Cuando subí a mi casa mi hermana se fijó de inmediato en el fajo de cromos que esgrimía orgulloso en mi mano. "Mamá, mi hermano ha ganado un montonazo de cromos así de gordo", le dijo ella arrimándose a la puerta de la cocina.
- Qué poco me gusta que te entretengas con ese escandaloso de Julito -comentó mi madre, asomándose a la puerta de la cocina y no sin prestar atención al mazo de cromos- Es un niño "resabiao" que anda todo el día callejeando. No me gusta.
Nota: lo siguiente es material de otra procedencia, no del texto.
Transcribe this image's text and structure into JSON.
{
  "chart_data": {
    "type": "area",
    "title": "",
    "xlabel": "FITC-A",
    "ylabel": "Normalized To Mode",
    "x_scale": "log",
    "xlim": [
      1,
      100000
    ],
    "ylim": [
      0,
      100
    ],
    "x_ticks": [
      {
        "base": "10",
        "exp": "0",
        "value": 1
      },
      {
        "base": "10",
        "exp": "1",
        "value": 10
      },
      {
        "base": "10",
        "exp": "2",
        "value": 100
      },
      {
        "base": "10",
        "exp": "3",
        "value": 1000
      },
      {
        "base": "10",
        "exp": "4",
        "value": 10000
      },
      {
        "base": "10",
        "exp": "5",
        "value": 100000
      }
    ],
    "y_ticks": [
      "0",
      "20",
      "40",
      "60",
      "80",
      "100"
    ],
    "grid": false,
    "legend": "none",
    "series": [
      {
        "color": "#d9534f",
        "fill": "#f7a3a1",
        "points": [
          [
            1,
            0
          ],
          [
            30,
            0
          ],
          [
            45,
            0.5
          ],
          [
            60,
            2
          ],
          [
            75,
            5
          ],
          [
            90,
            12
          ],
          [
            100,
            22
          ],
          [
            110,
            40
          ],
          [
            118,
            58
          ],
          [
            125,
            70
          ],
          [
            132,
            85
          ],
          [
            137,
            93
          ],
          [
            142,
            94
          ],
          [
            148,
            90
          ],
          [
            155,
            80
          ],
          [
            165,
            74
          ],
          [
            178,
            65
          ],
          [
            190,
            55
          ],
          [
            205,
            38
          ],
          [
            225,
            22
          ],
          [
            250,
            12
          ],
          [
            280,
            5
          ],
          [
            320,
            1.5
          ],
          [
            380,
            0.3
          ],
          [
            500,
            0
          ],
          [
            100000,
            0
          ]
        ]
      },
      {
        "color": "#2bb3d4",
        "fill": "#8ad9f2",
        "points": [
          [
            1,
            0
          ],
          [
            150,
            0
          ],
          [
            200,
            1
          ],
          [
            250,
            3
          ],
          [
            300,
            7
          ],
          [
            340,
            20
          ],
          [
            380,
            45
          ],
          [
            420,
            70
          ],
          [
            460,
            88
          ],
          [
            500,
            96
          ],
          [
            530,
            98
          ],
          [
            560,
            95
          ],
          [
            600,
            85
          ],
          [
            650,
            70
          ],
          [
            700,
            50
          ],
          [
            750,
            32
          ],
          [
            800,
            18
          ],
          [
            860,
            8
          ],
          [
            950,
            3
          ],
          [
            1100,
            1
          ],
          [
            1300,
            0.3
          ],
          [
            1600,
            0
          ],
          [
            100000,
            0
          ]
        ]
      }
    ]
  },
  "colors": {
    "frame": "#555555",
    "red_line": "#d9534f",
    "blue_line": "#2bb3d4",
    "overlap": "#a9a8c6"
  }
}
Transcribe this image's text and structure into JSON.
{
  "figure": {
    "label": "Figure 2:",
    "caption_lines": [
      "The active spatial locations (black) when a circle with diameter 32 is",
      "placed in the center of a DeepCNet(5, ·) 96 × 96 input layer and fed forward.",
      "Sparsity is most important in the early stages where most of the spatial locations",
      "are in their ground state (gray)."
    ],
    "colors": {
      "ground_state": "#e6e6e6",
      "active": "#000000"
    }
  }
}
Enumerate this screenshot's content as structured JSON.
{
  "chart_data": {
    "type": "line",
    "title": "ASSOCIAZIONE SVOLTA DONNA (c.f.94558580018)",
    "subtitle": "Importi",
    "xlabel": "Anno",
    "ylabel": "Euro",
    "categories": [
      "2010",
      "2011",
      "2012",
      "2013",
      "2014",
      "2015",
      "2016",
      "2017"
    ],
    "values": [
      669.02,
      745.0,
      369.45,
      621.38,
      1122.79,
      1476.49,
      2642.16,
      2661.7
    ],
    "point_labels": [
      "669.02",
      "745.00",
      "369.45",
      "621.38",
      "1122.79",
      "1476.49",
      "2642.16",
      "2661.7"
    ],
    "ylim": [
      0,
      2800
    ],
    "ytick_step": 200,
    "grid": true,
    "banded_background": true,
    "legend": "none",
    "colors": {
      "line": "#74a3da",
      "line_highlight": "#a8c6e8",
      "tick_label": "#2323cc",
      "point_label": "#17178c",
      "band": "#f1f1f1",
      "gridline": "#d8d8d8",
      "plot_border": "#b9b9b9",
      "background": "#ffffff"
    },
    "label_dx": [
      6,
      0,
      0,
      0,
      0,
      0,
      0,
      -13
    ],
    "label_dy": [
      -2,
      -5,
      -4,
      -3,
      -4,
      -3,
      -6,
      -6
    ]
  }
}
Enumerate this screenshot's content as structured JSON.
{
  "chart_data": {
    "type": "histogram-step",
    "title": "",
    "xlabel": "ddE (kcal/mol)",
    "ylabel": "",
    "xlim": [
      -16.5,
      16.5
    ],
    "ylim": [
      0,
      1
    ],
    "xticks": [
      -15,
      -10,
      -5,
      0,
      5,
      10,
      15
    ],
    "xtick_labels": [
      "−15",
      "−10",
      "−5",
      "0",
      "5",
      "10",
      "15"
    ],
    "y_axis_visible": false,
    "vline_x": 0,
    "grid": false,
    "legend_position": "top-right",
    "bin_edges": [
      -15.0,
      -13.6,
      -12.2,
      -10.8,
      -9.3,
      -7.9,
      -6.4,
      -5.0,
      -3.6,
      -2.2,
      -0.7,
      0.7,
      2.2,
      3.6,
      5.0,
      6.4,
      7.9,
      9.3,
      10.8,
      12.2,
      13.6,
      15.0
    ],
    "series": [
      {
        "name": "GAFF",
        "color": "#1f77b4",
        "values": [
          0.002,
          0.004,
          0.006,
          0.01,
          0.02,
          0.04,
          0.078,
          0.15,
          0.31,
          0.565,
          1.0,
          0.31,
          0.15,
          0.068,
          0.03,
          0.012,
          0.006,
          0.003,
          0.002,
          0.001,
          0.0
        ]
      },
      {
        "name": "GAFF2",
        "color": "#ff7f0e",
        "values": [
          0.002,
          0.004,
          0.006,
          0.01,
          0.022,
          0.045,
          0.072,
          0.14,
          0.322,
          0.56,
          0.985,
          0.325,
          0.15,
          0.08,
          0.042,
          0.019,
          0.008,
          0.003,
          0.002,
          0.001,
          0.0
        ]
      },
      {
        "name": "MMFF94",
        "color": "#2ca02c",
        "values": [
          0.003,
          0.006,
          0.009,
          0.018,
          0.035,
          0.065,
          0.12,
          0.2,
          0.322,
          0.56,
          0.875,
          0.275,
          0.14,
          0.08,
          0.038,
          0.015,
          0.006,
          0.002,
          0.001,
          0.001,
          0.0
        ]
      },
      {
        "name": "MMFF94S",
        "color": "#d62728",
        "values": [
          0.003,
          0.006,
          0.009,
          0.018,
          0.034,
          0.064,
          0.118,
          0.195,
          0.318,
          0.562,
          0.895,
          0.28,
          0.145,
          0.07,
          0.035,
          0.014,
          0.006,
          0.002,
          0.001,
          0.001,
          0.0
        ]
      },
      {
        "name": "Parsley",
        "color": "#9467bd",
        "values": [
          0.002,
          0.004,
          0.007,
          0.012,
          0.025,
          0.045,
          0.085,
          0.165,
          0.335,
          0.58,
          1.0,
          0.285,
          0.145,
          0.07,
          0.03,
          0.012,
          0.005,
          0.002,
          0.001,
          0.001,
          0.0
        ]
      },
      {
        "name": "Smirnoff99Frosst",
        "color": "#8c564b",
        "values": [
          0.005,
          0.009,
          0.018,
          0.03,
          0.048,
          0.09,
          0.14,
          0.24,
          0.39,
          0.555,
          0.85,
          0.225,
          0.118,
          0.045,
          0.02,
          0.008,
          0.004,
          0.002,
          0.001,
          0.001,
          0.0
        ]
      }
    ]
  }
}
Dejé la cartera sobre el sofá-cama y comencé a ver meticulosamente los cromos que había ganado. Los pasaba despaciosamente de una mano a la otra tratando de descifrar si el olor a la victoria estaba entre aquellos papeles coloreados. "¡¡Amancio!! ¡Ostras tú, y además he ganado a Amancio!", me dije, admirando la congelada galopada del extremo derecha.
- Dice mamá que te laves las manos antes de comer porque las tendrás más que sucias de arrastrarlas por el suelo del portal. -me dijo mi hermana con una seriedad reconcentrada.
- Envidiosa. -musité al pasar por su lado.
Y sin soltar el mazo de cromos, me fui al lavabo.